A suicide-bomb was detonated in the foyer of the Manchester Arena during an Ariana Grande concert claiming 22 lives and seriously injuring scores more, many of whom are children. The Manchester police, in an official statement said: "This has been the most horrific incident we have had to face in Greater Manchester."
Reverberations from the bombing are still being felt the world around.
Many celebrities and pop culture icons have taken to Twitter in support of Grande, the victims, and global communities of music fans. One of the overwhelming sentiments being shared is that live music is such an integral part of so many peoples' human experience and that it should be kept sacred and safe.
However, immediately following the bombing, and still now, social media outlets are rejoining the lost, comforting the frightened, and giving hope. A quick search of "#ManchesterBombing" reveals an outpouring of empathy, illuminating not only the best of the people in Manchester, but of the world.
The internet, in all its miserable vitriol, is home to tone-deaf 'humor,' rapidly escalating and bigoted rhetoric, and cruelty. But each second as the dust continues to settle it is the voices of compassion, care, and resolve, that begin to unite and answer the many questions arising.

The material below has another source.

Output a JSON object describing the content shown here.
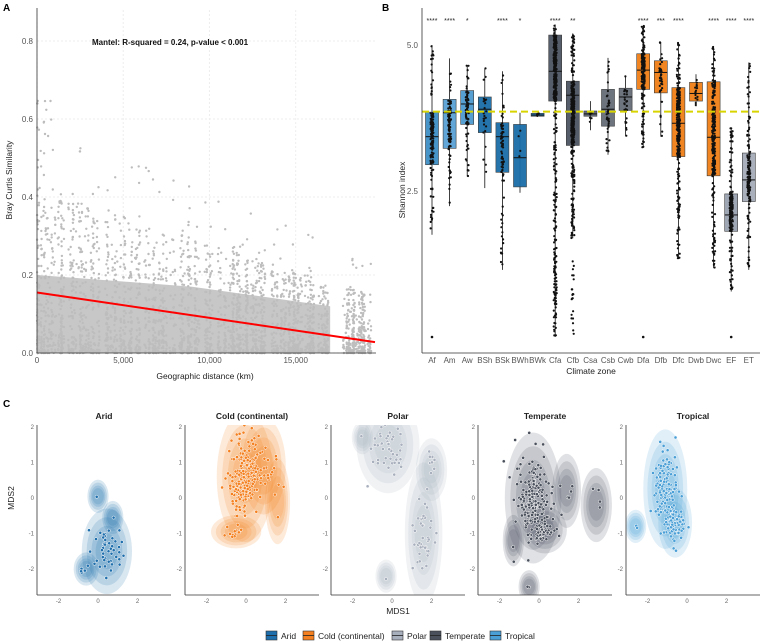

How do we make sense of these kinds of incidents, especially as music fans? Following the news out of Manchester was as chilling as the infamous Eagles of Death Metal show in Paris in 2015, or the 2016 Orlando nightclub shooting. To many, music is sacred, and the live music experience is paramount to how people form their own identities. How can one eagerly line up to see a show, or dance at a club in the face of these nefarious possibilities?
Let us look at some wisdom from an old man, meant for small children, in the hopes that we can begin to heal. Contained and retweeted within the #ManchesterBombing feed is an anecdote about television personality Mister Rogers, who said: "When I was a boy and I would see scary things in the news, my mother would say to me, 'Look for the helpers. You will always find people who are helping.'"
In the community of Ariana Grande fans, music listeners, concert goers: I urge you to continue seeing the helpers in Manchester, I urge you to find the helpers at your local clubs, your concert venues. The music can not, must not, ever stop.